А когда вернусь домой, то снова не смогу объяснить своей брошенной в тишину и одинокость жене, как важны для меня такие вечера, чтобы чувствовать себя живым, настоящим. Как необходимо мне слышать простые привычные звуки: гул знакомых голосов, взрывы беспечного смеха, звон стаканов и бессмысленную музыку фоном. Как нужно мне видеть эти лица, чувствовать рукопожатия, дружеские похлопыванию по плечу, чтобы знать, что все продолжается, что ничего не кончено, и есть еще завтрашний день, а в нем, пусть наивная, но все же надежда.
На работе подходит начальник отдела, кладет передо мной какие-то бумаги и широко улыбается. Читаю их и минуты две не могу произнести ни звука, как лупоглазая рыба, выброшенная на берег. В этих белых прямоугольниках печатным текстом, деловым тоном и бесконечно долгим ожиданием лежит мое повышение. То самое, которое было не за горами. То самое, к которому я так долго шел по мокрому асфальту день за днем. То самое, которое значит море. Море для жены, лучшую жизнь для сына и счастливую семью с рекламных стендов в моем доме. Лист бумаги с замысловатой подписью руководства в углу начинает напоминать мне дверь. Выход на ту сторону жизни, где вечный денежный вопрос уже не болит в голове, не связывает ребра в узел, не хрипит завистливой желчью и бессмысленным раздражением. Рассеяно благодарю начальника, разглядывая эту бумагу, и никак не могу отвести глаза. Дверь. Дверь в лето, дверь к морю, дверь к слонам, дверь в счастье, дверь с табличкой «выход». Значит, вот она какая, эта дверь. Белая, шершавая, с немного загнутым уголком, с блестящей скрепкой сверху. А между мной и этой дверью всего один шаг. Вот он, написан на втором листе. Никак не могу сосредоточиться на словах, дышу глубоко, стараясь не выдать глупой улыбкой штормовое облегчение на душе. Буквы расползаются по листу, не хотят вставать в предложения, хитро подмигивают, широко улыбаясь. И у каждой буквы почему-то лицо начальника.

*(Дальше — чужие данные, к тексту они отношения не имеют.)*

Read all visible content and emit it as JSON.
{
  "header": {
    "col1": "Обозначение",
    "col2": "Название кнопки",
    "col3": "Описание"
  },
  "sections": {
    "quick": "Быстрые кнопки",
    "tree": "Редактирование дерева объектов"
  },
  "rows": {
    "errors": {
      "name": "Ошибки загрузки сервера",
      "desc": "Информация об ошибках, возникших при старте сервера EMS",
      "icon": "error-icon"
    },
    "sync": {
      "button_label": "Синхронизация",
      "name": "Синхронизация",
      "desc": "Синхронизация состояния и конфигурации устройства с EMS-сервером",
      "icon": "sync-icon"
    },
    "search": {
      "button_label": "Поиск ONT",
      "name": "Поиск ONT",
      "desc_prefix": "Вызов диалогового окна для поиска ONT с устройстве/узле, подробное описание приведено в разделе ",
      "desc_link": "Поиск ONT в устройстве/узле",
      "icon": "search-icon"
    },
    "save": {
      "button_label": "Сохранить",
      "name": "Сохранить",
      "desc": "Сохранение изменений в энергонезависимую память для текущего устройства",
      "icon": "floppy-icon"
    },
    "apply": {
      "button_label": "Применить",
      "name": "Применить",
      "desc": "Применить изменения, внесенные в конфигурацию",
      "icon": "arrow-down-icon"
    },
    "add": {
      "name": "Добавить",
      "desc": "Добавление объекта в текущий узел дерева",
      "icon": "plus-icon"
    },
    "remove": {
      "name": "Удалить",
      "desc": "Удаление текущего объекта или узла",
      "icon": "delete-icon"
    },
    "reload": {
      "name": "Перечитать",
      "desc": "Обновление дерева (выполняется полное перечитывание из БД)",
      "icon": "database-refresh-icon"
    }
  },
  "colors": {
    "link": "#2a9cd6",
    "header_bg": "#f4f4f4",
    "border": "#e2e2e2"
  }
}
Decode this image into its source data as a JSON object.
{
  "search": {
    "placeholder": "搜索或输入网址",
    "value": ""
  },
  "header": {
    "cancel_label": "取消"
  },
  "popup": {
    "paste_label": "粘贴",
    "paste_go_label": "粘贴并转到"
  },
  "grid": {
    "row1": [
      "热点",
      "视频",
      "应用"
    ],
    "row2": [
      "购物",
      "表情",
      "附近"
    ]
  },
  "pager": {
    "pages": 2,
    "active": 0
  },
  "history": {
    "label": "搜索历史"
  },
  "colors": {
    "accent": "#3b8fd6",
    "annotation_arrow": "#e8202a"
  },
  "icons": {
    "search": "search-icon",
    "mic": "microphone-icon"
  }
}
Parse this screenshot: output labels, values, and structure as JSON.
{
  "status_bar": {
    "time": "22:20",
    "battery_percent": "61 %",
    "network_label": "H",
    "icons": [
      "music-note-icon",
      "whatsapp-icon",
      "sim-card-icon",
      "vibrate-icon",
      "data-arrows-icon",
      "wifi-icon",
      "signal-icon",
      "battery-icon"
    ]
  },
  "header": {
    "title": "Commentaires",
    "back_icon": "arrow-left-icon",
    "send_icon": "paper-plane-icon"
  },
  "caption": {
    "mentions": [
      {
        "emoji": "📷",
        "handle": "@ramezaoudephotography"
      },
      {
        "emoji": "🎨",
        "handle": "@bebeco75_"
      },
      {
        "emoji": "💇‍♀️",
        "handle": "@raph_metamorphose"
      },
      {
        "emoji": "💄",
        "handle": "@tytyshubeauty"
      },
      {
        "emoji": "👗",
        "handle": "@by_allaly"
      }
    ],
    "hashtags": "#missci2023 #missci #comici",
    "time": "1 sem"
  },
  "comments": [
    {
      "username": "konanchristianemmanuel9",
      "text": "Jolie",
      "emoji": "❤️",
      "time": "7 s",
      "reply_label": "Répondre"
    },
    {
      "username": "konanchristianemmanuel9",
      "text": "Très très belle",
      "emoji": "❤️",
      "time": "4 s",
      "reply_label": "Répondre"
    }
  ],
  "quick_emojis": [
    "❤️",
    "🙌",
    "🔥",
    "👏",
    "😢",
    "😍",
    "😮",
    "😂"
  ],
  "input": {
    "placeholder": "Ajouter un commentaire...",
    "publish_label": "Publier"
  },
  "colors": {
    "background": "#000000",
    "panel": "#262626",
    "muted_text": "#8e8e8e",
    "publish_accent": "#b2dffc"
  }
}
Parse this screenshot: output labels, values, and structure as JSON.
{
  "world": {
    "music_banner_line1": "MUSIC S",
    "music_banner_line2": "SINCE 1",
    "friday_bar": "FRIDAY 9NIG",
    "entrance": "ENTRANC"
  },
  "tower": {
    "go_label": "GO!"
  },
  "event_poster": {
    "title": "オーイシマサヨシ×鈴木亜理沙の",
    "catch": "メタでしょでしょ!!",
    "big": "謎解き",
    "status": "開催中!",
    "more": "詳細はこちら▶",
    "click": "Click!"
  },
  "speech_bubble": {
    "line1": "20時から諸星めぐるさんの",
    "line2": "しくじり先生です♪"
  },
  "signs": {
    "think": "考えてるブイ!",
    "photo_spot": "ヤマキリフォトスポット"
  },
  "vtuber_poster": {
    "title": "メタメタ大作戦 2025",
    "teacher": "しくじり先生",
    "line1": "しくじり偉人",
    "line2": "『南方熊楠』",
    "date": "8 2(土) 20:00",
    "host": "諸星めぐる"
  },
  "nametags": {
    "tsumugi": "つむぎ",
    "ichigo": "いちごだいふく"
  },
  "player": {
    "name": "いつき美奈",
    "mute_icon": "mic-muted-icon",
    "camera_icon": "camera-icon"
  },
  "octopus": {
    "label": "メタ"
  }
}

Когда буквы наконец перестают упираться, показывает характер смысл. Не уживается в голове, норовит убежать, спрятаться. Насильно вычитываю его из строк документа, а теплая волна воодушевления, почти восторга, вдруг начинает остывать, замерзать, подкожно вьюжить недобрым пониманием. Шаг. Всего один шаг до заветной двери. Но это шаг в пропасть. Командировка. Не просто командировка – многолетняя пропасть. Смотрю в это слово, разбиваю его по слогам, но все равно читаю в нем другое. Ссылка. Годы необходимой работы в забытом Богом поселке. Годы без привычной дороги до офиса, без старенького, но уютного кресла, промятого по форме тела, без пустых звонких пятниц, перенасыщенных лицами друзей, без дешевой забегаловки возле дома с растворимым кофе и жидким борщом, без коллеги-идиота, без сына, без жены.
Когда-то я читал, что свой выбор мы совершаем каждый день. Может и так, но когда течешь по инерции в бытовой рутине, когда шлепаешь босыми ногами по лужам мелочей, когда вечером нужно спать, утром нужно на работу, выбора нет. Точнее, в чем-то он наверняка есть, но мы его не чувствуем. Мы просто живем, делая то, что уже привыкли, то, что вросло в нас между обязанностью и привычкой. А ведь если мы чего-то не чувствуем, то оно уже почти не существует. Как слоны, эти полумифические звери, которых я никогда не видел. Вот вроде есть они, и можно даже мечтать их увидеть, так же, как можно мечтать о волшебной щуке, выполняющей каждое желание. Значит, нет никакой разницы между щукой и слонами, потому что они одинаково недостижимы. И нет никакого выбора, пока ты не помнишь о нем. А когда вся жизнь встает на весы, раскачивая на ржавых чашечках все самое ценное, что есть у тебя, чем ты еще дорожишь, тогда мы вспоминаем. И выбор становится единственной реальностью.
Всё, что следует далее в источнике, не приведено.